# A guy hit on me the other night r/o



## erica_1020 (Nov 20, 2006)

Should I tell my husband or just forget about it? I didn't do anything wrong, and my husband doesn't like Latin music or dance so he doesn't mind me going out with the girls and dancing (I barely ever go anywhere) but this guy wanted my number and to get together I told him I was married and he said "so am I" anyway let me know if you think telling my husband wold matter or not.


----------



## LVA (Nov 20, 2006)

it's up to u.

For some reason, even though i don't do anything, guys are always trying to leave me their number. I know it's not my fault, cuz it's not like i did anything to make them think i want their number. I don't bother to tell my b/f anymore , cuz he gets super jealous and thinks i'm leading guys on ... wutever :rolleye:

I'm sure your hubby is more understanding than my bf though.


----------



## erica_1020 (Nov 20, 2006)

Thanks, my husband isn't as jealous as I am, but he has never had a reason to be. I NEVER get hit on, I don't go many places anyway but even when I was in college or high school guys never really hit on me so I was very shocked. He told me I was pretty and I was flattered. But I did not lead him on.


----------



## pinkbundles (Nov 20, 2006)

well, if you feel ok telling him, then go for it. you didn't do anything wrong.

personally, i'd just casually mention it to my hubby. he'd make some smart remark about it and then laugh it off.


----------



## SierraWren (Nov 20, 2006)

I think the only thing that would make it important enough for you to tell your husband would be if you were bothered by some sense of not having told him the "whole truth",an unsettling feeling of having held an important thing back, which might become upsetting to YOU.Of course, since you did nothing wrong--you just were yourself!--there is absolutely no reason at all to feel guilty or for your husband to be angry with you. The thing is,though, he might become jealous, and want you to go out dancing less often(well, that's probably what my husband would do.)Even if he doesn't say so in so many words, he may not look upon your "girl's nights out" with quite the same calmness and lack of suspiscion as before. You might be putting him, by telling him, through unneeded torment and jealousy--unneeded b/c, as many men may try and pick you up in the future--you sound very devoted and loyal to your husband, and very much in love with him. Perhaps it would be best, then, not to "rock the boat"--not to tell him for the sake of continued peace for you both.And, of course, if you decide you must be completely open with him,make sure you weigh the benefits of this against anything you have now you might possibly lose.


----------



## AprilRayne (Nov 20, 2006)

That's exactly what my hubby would do too!

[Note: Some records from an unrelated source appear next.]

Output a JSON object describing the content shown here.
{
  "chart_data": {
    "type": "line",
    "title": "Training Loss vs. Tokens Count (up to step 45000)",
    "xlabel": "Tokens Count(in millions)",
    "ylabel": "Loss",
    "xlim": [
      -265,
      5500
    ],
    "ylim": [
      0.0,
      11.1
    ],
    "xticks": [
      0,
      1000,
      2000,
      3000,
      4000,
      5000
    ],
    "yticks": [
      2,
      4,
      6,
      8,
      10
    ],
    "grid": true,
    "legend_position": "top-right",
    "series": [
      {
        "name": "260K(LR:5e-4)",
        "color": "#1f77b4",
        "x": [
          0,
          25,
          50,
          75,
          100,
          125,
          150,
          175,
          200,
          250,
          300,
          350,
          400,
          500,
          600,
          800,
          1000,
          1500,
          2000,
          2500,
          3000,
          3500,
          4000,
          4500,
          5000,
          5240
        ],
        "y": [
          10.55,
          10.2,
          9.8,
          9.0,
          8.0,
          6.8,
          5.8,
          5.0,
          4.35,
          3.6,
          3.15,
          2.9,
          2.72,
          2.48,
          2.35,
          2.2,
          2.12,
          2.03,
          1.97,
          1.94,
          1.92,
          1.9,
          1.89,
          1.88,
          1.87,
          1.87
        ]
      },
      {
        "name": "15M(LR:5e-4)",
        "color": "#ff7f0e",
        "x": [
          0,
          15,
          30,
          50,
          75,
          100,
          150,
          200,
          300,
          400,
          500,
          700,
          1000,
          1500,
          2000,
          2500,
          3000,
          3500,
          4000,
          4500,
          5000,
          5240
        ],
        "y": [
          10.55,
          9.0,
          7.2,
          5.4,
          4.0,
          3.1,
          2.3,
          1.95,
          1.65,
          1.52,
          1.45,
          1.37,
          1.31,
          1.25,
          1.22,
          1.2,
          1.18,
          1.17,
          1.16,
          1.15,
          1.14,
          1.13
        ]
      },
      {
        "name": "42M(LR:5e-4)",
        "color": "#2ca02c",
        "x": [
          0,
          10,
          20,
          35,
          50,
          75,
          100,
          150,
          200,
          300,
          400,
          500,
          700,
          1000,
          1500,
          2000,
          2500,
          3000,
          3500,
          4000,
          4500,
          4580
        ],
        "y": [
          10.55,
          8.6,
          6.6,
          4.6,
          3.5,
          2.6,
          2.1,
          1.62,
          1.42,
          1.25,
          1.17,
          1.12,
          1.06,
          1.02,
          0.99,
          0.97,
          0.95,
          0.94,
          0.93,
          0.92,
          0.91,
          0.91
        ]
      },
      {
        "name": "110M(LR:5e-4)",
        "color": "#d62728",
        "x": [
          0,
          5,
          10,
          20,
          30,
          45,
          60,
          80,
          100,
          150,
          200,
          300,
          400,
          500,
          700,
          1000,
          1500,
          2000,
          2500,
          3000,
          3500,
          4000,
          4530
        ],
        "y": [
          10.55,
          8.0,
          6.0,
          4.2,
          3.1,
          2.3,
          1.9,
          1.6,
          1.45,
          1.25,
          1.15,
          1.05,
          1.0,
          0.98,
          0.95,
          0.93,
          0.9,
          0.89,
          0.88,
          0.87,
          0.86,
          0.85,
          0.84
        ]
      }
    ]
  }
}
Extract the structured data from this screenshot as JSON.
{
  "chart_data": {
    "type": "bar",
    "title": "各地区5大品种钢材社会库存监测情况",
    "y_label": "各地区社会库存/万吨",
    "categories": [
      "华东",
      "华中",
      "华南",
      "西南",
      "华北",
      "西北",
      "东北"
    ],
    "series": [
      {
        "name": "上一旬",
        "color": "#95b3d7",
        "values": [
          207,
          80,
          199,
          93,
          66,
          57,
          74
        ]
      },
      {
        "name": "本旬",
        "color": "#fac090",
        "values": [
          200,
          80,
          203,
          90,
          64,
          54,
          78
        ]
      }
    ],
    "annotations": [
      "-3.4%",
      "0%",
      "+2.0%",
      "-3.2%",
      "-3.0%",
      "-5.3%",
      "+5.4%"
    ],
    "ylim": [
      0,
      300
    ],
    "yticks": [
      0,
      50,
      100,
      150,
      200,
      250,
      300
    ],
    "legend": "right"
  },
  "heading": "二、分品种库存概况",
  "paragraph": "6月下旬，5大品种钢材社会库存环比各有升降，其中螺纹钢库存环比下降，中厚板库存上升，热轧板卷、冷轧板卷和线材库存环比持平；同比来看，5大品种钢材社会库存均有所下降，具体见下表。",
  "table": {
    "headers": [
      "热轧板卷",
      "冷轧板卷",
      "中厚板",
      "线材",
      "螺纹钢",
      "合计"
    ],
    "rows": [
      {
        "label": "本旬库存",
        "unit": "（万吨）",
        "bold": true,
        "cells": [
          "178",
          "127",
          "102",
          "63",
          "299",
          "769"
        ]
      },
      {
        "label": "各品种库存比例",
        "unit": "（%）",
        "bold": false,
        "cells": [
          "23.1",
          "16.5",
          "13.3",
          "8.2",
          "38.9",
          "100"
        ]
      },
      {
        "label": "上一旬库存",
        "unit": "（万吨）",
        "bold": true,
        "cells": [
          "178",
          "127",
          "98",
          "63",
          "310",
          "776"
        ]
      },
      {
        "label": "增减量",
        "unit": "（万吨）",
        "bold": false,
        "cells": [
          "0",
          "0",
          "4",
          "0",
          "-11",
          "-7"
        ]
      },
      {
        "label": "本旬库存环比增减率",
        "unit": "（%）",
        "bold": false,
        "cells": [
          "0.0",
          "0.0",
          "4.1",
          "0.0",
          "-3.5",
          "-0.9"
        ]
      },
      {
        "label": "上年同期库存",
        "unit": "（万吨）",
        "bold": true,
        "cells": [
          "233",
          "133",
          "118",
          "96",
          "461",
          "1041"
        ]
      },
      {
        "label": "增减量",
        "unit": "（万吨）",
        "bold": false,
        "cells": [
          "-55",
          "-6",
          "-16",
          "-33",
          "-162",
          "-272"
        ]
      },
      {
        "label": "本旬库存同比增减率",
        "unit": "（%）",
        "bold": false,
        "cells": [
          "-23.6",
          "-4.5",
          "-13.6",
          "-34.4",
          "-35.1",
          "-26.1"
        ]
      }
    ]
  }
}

I think in some cases, it makes the guy remember how lucky he is to have a hotty like you if other guys are checking you out!!


----------



## erica_1020 (Nov 20, 2006)

Thanks everyone, yeah I didn't want to mention it for unneeded issues that may come up.


----------



## han (Nov 20, 2006)

i dont tell my husband when guys hit up on me only because even though he trust me i dont want to rub it in his face and make him wonder the next time i go out now after i tell the guy im married and he dont leave me alone then yes i would tell my husband

i totally agree^^!! although you telling him isnt harmful cause you didnt do anything think if the tabels were turn sometimes our imagination can get the best of us we are all guilty of runing imaginations


----------



## Mouna (Nov 21, 2006)

i think you should tell him because if one day something happenes and he knows about it from someone else then its going to back fire in your face and his going to say why did u hide it from me if u didnt do anything wrong I think u should tell him seriously u didnt do anything so why not tell him.. i always tell my fiance every lil thing that happenes once i didnt coz he gets angry at me when i tell him things like that and he always tells me its ur fault its what u wear and mind u i never wear short things or anything anyway once i didnt tell him because i got sick everytime i tell him he tells me off anyway then he found out from someone else and he told me off badlyyyyyyyyyy and he wouldnt talk to me for the whole day WHY because he goes what am i hiding and what am i scared of and why did i lie to him soo tell him trust me


----------



## bluebird26 (Nov 21, 2006)

I would mention it to him


----------



## pinkbundles (Nov 21, 2006)

alrighty...so i asked my hubby how he would feel if i told him that what happened to you happened to me. he said he'd want to know and how he reacts would depend on my response to the guy. so if i brush off the guy, then he wouldn't care. if i gave him my number or took his number, then it's a new ballgame.


----------



## erica_1020 (Nov 21, 2006)

MUT is the best thanks you all for all the help...pinkbundles---thanks for getting the guys side perspective


----------



## pinkbundles (Nov 21, 2006)

no problem hun!


----------



## Aquilah (Nov 21, 2006)

John would just laugh it off... I don't see the point in mentioning it if it's going to cause him to become jealous or worry...


----------



## HousewifeBarbie (Nov 22, 2006)

I wouldn't tell him just because from what you've said he has nothing to worry about, and if you tell him he might think you were more flattered than you were and feel the need to mention it because of this. I'm pretty sure this isn't the case but I've asked a few guy mates and they all say they think women only mention stuff in a brush off way to kind of brag... this isnt what you want to do at all, we know that, but guys tend to get the wrong idea  /emoticons/[email protected] 2x" width="20" height="20" />


----------



## ymtheint (Nov 24, 2006)

i think u should tell him in case if this guy takes further steps. Just tell your husband casually. So if he finds out one day he will know that you didn't hide anything and no problem between you and him.


----------



## AngelaGM (Nov 29, 2006)

Both my husband and I work as Table Games Dealers and I get hit on hardly ever but yes I brag when I do... Both of us are not the jealous types...


----------



## Kimmers86 (Dec 4, 2006)

I wouldn't mention it unless I felt it was necessary to. Personally, my guy would get mad and say "I didn't want to hear that, thanks"....he likes to think men are blind to me lol


----------



## AngelaGM (Dec 4, 2006)

BTW when women hit on my husband which happens even less to him I always assume that they are drunk. LOL.. Casinos just draw the drunks in! Or that they are transgendered. No offense to anyone but we have a few regulars that are... And their personalites really liven up my table


----------